I started three one gallon batches myself on the 18Th, followed directions to a "T" except one is orange (in bucket) one is lime, one is lemon. Must be mead season.









I have made a few meads, this is the first "Ancient" was intrigued by smurfe's post on there flavors, and fact aging didn't seem to change or improve as with most modern made meads.*Edited by: JWMINNESOTA *


----------



## jobe05 (Dec 31, 2007)

HMMmmmm........... A lime mead?....... That sounds good!

I might have to try that one. Did you use bread yeast or wine yeast in your JW. I'm thinking like Wade........ (Shhhhh.... don't tell anyone I just said that), I may try the wine yeast next time.


----------



## Wade E (Dec 31, 2007)

I have mine going in a primary so that i was able to make enough to top up later with.


----------



## PolishWineP (Dec 31, 2007)

I had made this one a while back and I felt that it did improve with age. It's been a big hit and I think it's time to start another batch. I like the fact that you can cram everything into the carboy, cover it and forget it. Or is that Fix it and Forget it?


----------



## rgecaprock (Jan 1, 2008)

I gave my Dad the JM Mead recipe and was talking to him last night about it. He asked if I peeled the oranges thinking that the pith my give it a bitter taste. Mine wasn't bitter at all, but just wondering if anyone peels the oranges thinking along the same lines and has it made a difference. Thinking of adding some pineapple to my next batch too.


Ramona


----------



## smokegrub (Jan 1, 2008)

My Ancient Orange is almost 2 months old and the fruit has not yet settled. Also, quite a bit of white, grainy material has formed over the fruit in the neck of the gallon jug. I am hoping the white material is beeswax! I can't wait to try this one. If it turns out as good as most have indicated, I will do more and do a little experimentation. Good luck on yours, guys.


----------



## PolishWineP (Jan 1, 2008)

Smokegrub, lots of people pull the fruit as they can't stand the gunky looking stuff in there. I pulled mine before it sank and topped it up with marbles. I also racked mine a few times for clearing purposes. I try to follow instructions, but there's something in me that says the rules are written for everyone else.




Ramona, I never peeled the oranges and it worked just fine. Remember, this is supposed to be an easy recipe!


----------



## Wade E (Jan 1, 2008)

I couldnt follow it to a "T" either. I will ferment on the fruit till almost dry like an RJS kit and then rack of fruit and lees into 3 gallon carboy. Shes bubbling now but I received a package from my Sister containing Christmas presents for the kids. The present for my daughter had no batteries and I didnt have any new 1's so I pulled the 2 out of my camera and the 2 out of my cordless mouse so she could play with it.
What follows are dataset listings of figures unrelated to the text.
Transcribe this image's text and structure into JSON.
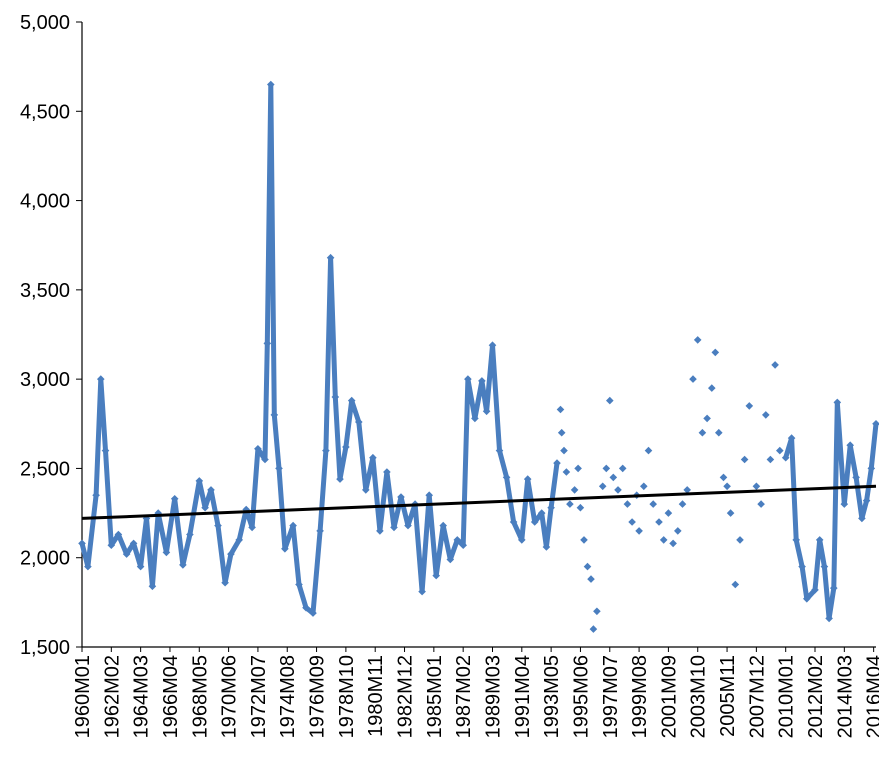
{
  "chart_data": {
    "type": "line",
    "title": "",
    "xlabel": "",
    "ylabel": "",
    "ylim": [
      1500,
      5000
    ],
    "yticks": [
      1500,
      2000,
      2500,
      3000,
      3500,
      4000,
      4500,
      5000
    ],
    "ytick_labels": [
      "1,500",
      "2,000",
      "2,500",
      "3,000",
      "3,500",
      "4,000",
      "4,500",
      "5,000"
    ],
    "x_start": "1960M01",
    "x_end": "2016M06",
    "xtick_labels": [
      "1960M01",
      "1962M02",
      "1964M03",
      "1966M04",
      "1968M05",
      "1970M06",
      "1972M07",
      "1974M08",
      "1976M09",
      "1978M10",
      "1980M11",
      "1982M12",
      "1985M01",
      "1987M02",
      "1989M03",
      "1991M04",
      "1993M05",
      "1995M06",
      "1997M07",
      "1999M08",
      "2001M09",
      "2003M10",
      "2005M11",
      "2007M12",
      "2010M01",
      "2012M02",
      "2014M03",
      "2016M04"
    ],
    "grid": false,
    "legend": "none",
    "series_color": "#4a7ebf",
    "trend_color": "#000000",
    "series": [
      {
        "style": "line-with-markers",
        "points": [
          [
            "1960M01",
            2080
          ],
          [
            "1960M06",
            1950
          ],
          [
            "1961M01",
            2350
          ],
          [
            "1961M05",
            3000
          ],
          [
            "1961M09",
            2600
          ],
          [
            "1962M02",
            2070
          ],
          [
            "1962M08",
            2130
          ],
          [
            "1963M03",
            2020
          ],
          [
            "1963M09",
            2080
          ],
          [
            "1964M03",
            1950
          ],
          [
            "1964M08",
            2220
          ],
          [
            "1965M01",
            1840
          ],
          [
            "1965M06",
            2250
          ],
          [
            "1966M01",
            2030
          ],
          [
            "1966M08",
            2330
          ],
          [
            "1967M03",
            1960
          ],
          [
            "1967M09",
            2130
          ],
          [
            "1968M05",
            2430
          ],
          [
            "1968M10",
            2280
          ],
          [
            "1969M03",
            2380
          ],
          [
            "1969M09",
            2180
          ],
          [
            "1970M03",
            1860
          ],
          [
            "1970M08",
            2020
          ],
          [
            "1971M03",
            2100
          ],
          [
            "1971M09",
            2270
          ],
          [
            "1972M02",
            2170
          ],
          [
            "1972M07",
            2610
          ],
          [
            "1973M01",
            2550
          ],
          [
            "1973M03",
            3200
          ],
          [
            "1973M06",
            4650
          ],
          [
            "1973M09",
            2800
          ],
          [
            "1974M01",
            2500
          ],
          [
            "1974M06",
            2050
          ],
          [
            "1975M01",
            2180
          ],
          [
            "1975M06",
            1850
          ],
          [
            "1975M12",
            1720
          ],
          [
            "1976M06",
            1690
          ],
          [
            "1976M12",
            2150
          ],
          [
            "1977M05",
            2600
          ],
          [
            "1977M09",
            3680
          ],
          [
            "1978M01",
            2900
          ],
          [
            "1978M05",
            2440
          ],
          [
            "1978M10",
            2620
          ],
          [
            "1979M03",
            2880
          ],
          [
            "1979M09",
            2760
          ],
          [
            "1980M03",
            2380
          ],
          [
            "1980M09",
            2560
          ],
          [
            "1981M03",
            2150
          ],
          [
            "1981M09",
            2480
          ],
          [
            "1982M03",
            2170
          ],
          [
            "1982M09",
            2340
          ],
          [
            "1983M03",
            2180
          ],
          [
            "1983M09",
            2300
          ],
          [
            "1984M03",
            1810
          ],
          [
            "1984M09",
            2350
          ],
          [
            "1985M03",
            1900
          ],
          [
            "1985M09",
            2180
          ],
          [
            "1986M03",
            1990
          ],
          [
            "1986M09",
            2100
          ],
          [
            "1987M02",
            2070
          ],
          [
            "1987M06",
            3000
          ],
          [
            "1987M12",
            2780
          ],
          [
            "1988M06",
            2990
          ],
          [
            "1988M10",
            2820
          ],
          [
            "1989M03",
            3190
          ],
          [
            "1989M09",
            2600
          ],
          [
            "1990M03",
            2450
          ],
          [
            "1990M09",
            2200
          ],
          [
            "1991M04",
            2100
          ],
          [
            "1991M09",
            2440
          ],
          [
            "1992M03",
            2200
          ],
          [
            "1992M09",
            2250
          ],
          [
            "1993M01",
            2060
          ],
          [
            "1993M05",
            2280
          ],
          [
            "1993M10",
            2530
          ]
        ]
      },
      {
        "style": "markers",
        "points": [
          [
            "1994M01",
            2830
          ],
          [
            "1994M02",
            2700
          ],
          [
            "1994M04",
            2600
          ],
          [
            "1994M06",
            2480
          ],
          [
            "1994M09",
            2300
          ],
          [
            "1995M01",
            2380
          ],
          [
            "1995M04",
            2500
          ],
          [
            "1995M06",
            2280
          ],
          [
            "1995M09",
            2100
          ],
          [
            "1995M12",
            1950
          ],
          [
            "1996M03",
            1880
          ],
          [
            "1996M05",
            1600
          ],
          [
            "1996M08",
            1700
          ],
          [
            "1997M01",
            2400
          ],
          [
            "1997M04",
            2500
          ],
          [
            "1997M07",
            2880
          ],
          [
            "1997M10",
            2450
          ],
          [
            "1998M02",
            2380
          ],
          [
            "1998M06",
            2500
          ],
          [
            "1998M10",
            2300
          ],
          [
            "1999M02",
            2200
          ],
          [
            "1999M06",
            2350
          ],
          [
            "1999M08",
            2150
          ],
          [
            "1999M12",
            2400
          ],
          [
            "2000M04",
            2600
          ],
          [
            "2000M08",
            2300
          ],
          [
            "2001M01",
            2200
          ],
          [
            "2001M05",
            2100
          ],
          [
            "2001M09",
            2250
          ],
          [
            "2002M01",
            2080
          ],
          [
            "2002M05",
            2150
          ],
          [
            "2002M09",
            2300
          ],
          [
            "2003M01",
            2380
          ],
          [
            "2003M06",
            3000
          ],
          [
            "2003M10",
            3220
          ],
          [
            "2004M02",
            2700
          ],
          [
            "2004M06",
            2780
          ],
          [
            "2004M10",
            2950
          ],
          [
            "2005M01",
            3150
          ],
          [
            "2005M04",
            2700
          ],
          [
            "2005M08",
            2450
          ],
          [
            "2005M11",
            2400
          ],
          [
            "2006M02",
            2250
          ],
          [
            "2006M06",
            1850
          ],
          [
            "2006M10",
            2100
          ],
          [
            "2007M02",
            2550
          ],
          [
            "2007M06",
            2850
          ],
          [
            "2007M12",
            2400
          ],
          [
            "2008M04",
            2300
          ],
          [
            "2008M08",
            2800
          ],
          [
            "2008M12",
            2550
          ],
          [
            "2009M04",
            3080
          ],
          [
            "2009M08",
            2600
          ]
        ]
      },
      {
        "style": "line-with-markers",
        "points": [
          [
            "2010M01",
            2560
          ],
          [
            "2010M06",
            2670
          ],
          [
            "2010M10",
            2100
          ],
          [
            "2011M03",
            1950
          ],
          [
            "2011M07",
            1770
          ],
          [
            "2012M02",
            1820
          ],
          [
            "2012M06",
            2100
          ],
          [
            "2012M10",
            1950
          ],
          [
            "2013M02",
            1660
          ],
          [
            "2013M06",
            1830
          ],
          [
            "2013M09",
            2870
          ],
          [
            "2014M03",
            2300
          ],
          [
            "2014M08",
            2630
          ],
          [
            "2015M01",
            2450
          ],
          [
            "2015M06",
            2220
          ],
          [
            "2015M10",
            2320
          ],
          [
            "2016M02",
            2500
          ],
          [
            "2016M06",
            2750
          ]
        ]
      }
    ],
    "trendline": {
      "start": [
        "1960M01",
        2220
      ],
      "end": [
        "2016M06",
        2400
      ]
    }
  }
}
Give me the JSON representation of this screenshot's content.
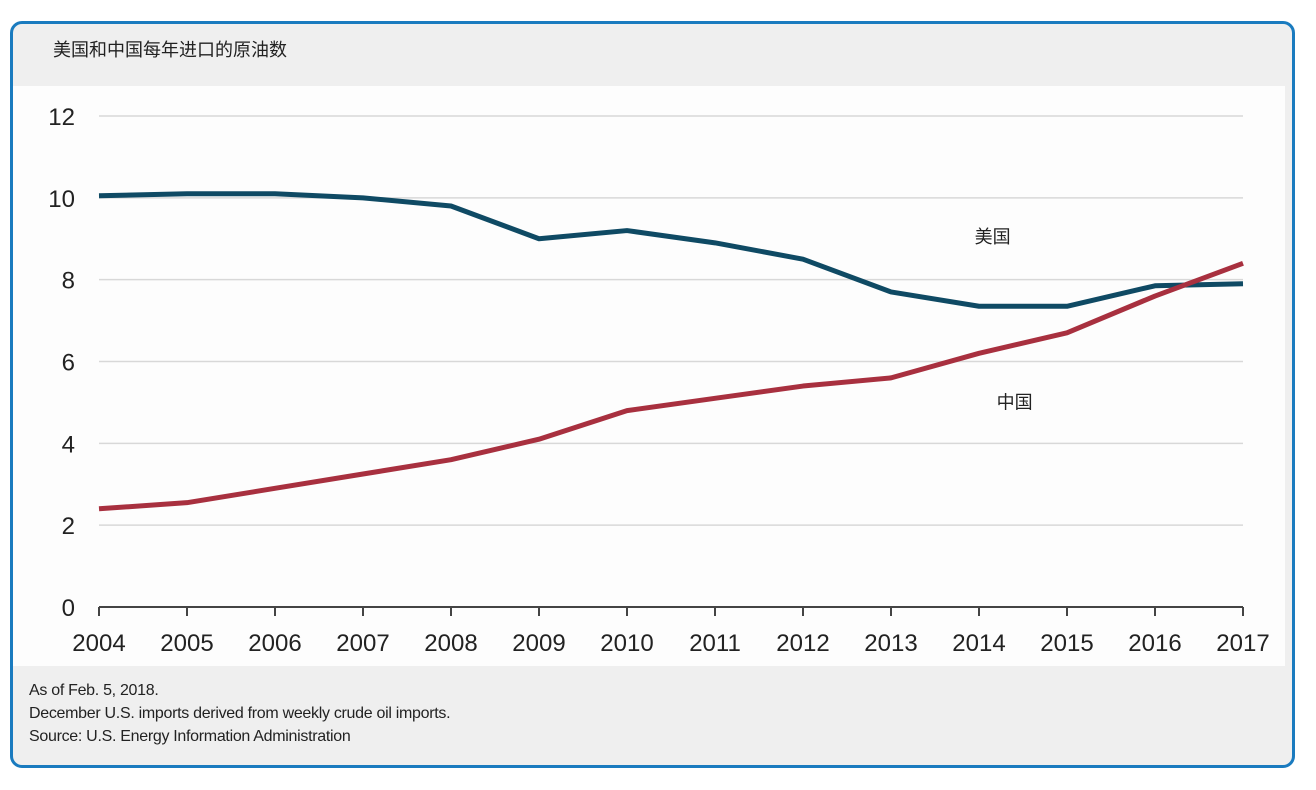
{
  "chart_data": {
    "type": "line",
    "title": "美国和中国每年进口的原油数",
    "xlabel": "",
    "ylabel": "",
    "x": [
      2004,
      2005,
      2006,
      2007,
      2008,
      2009,
      2010,
      2011,
      2012,
      2013,
      2014,
      2015,
      2016,
      2017
    ],
    "x_tick_labels": [
      "2004",
      "2005",
      "2006",
      "2007",
      "2008",
      "2009",
      "2010",
      "2011",
      "2012",
      "2013",
      "2014",
      "2015",
      "2016",
      "2017"
    ],
    "ylim": [
      0,
      12
    ],
    "y_ticks": [
      0,
      2,
      4,
      6,
      8,
      10,
      12
    ],
    "y_tick_labels": [
      "0",
      "2",
      "4",
      "6",
      "8",
      "10",
      "12"
    ],
    "grid": true,
    "legend": "inline labels",
    "series": [
      {
        "name": "美国",
        "color": "#0f4a64",
        "values": [
          10.05,
          10.1,
          10.1,
          10.0,
          9.8,
          9.0,
          9.2,
          8.9,
          8.5,
          7.7,
          7.35,
          7.35,
          7.85,
          7.9
        ],
        "label_at": [
          2013.95,
          8.9
        ]
      },
      {
        "name": "中国",
        "color": "#a8303f",
        "values": [
          2.4,
          2.55,
          2.9,
          3.25,
          3.6,
          4.1,
          4.8,
          5.1,
          5.4,
          5.6,
          6.2,
          6.7,
          7.6,
          8.4
        ],
        "label_at": [
          2014.2,
          4.85
        ]
      }
    ]
  },
  "footer": {
    "lines": [
      "As of Feb. 5, 2018.",
      "December U.S. imports derived from weekly crude oil imports.",
      "Source: U.S. Energy Information Administration"
    ]
  }
}
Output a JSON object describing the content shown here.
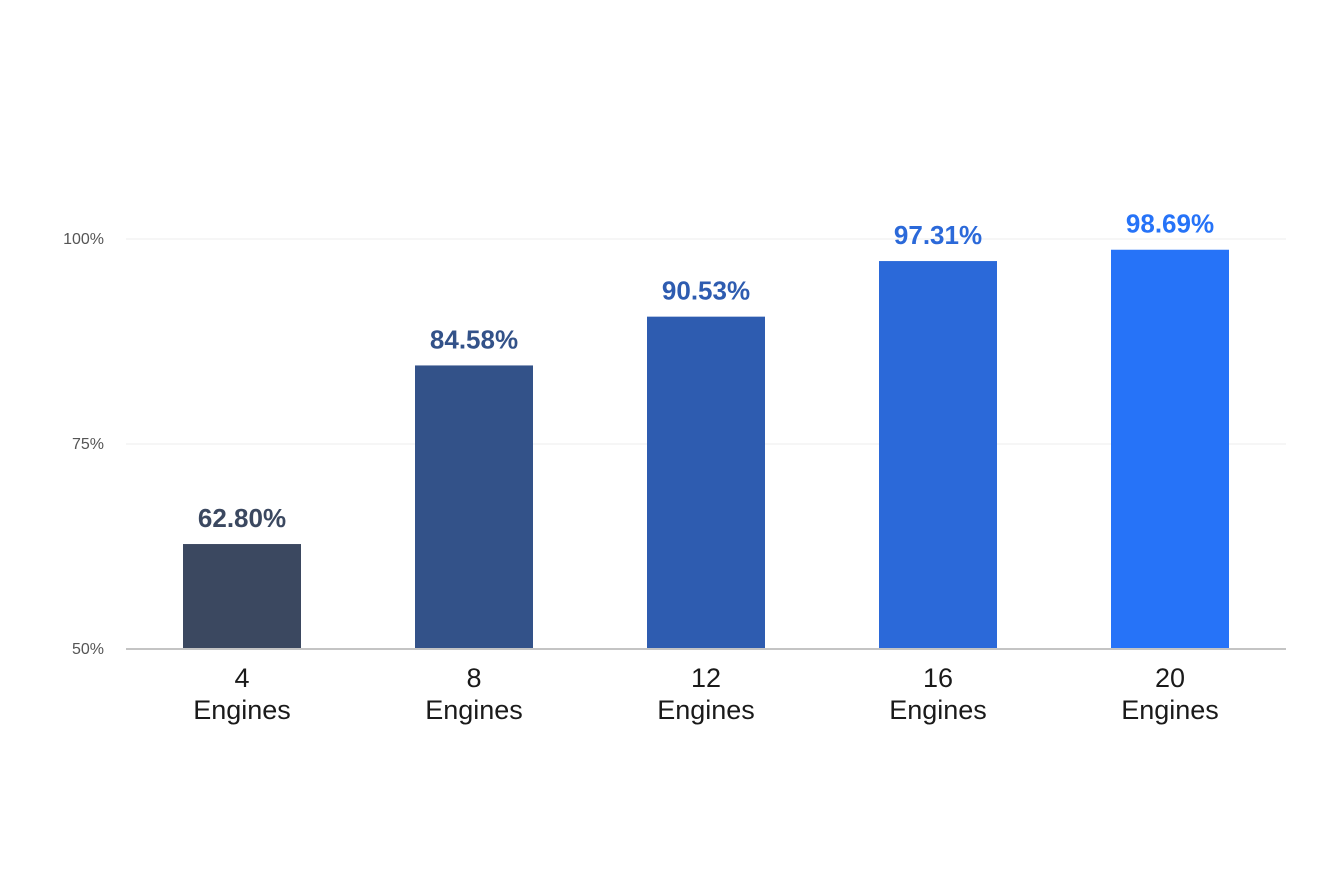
{
  "chart_data": {
    "type": "bar",
    "title": "",
    "xlabel": "",
    "ylabel": "",
    "categories": [
      [
        "4",
        "Engines"
      ],
      [
        "8",
        "Engines"
      ],
      [
        "12",
        "Engines"
      ],
      [
        "16",
        "Engines"
      ],
      [
        "20",
        "Engines"
      ]
    ],
    "values": [
      62.8,
      84.58,
      90.53,
      97.31,
      98.69
    ],
    "value_labels": [
      "62.80%",
      "84.58%",
      "90.53%",
      "97.31%",
      "98.69%"
    ],
    "colors": [
      "#3b4860",
      "#335289",
      "#2e5cb0",
      "#2b69d9",
      "#2673f8"
    ],
    "ylim": [
      50,
      100
    ],
    "y_ticks": [
      50,
      75,
      100
    ],
    "y_tick_labels": [
      "50%",
      "75%",
      "100%"
    ],
    "grid": true,
    "legend": "none"
  }
}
Its 1 of those laptop piano's.


----------



## smokegrub (Jan 1, 2008)

We are away from home right now but as soon as I return I will rack the AO.


----------



## Wade E (Jan 1, 2008)

Finally bought some new batteries so here is the pic.


----------



## Wade E (Feb 17, 2008)

My batch started off at 1.120 and as i stated in the beginning I was hoping it would die off at 1.025 and it stopped at 1.028 so i was right in the ballpark. I havent tasted it as of yet since I just racked it off all the sediment and fruit. Im not to sure i like the smell of it, not that it smells like somethings wrong with it, just a little perfumey.


----------



## kaluba (Feb 18, 2008)

Thats a pretty site. That why I keep comin back here.


----------



## smokegrub (Feb 18, 2008)

Mine is in the bottle now. Its taste at this young age is a "bitter" disappointment--pun intended! It is also very, very sweet. It has to improve with age since I find it hard to believe it could taste much worse with time!


----------



## Wade E (Aug 5, 2008)

Finally tried mine and wow is it good. Surely will be making another
batch of this. It is very smelling and tasting. I will hopefully
duplicate it. I broke all the rules with this as I used Red Star
Montrachet yeast and started with a very high SG and calculated around where it would over power the yeast and was almost right on the money and it is perfect for me. probably a little high for most people but I like dry red wines and sweet white wines.


----------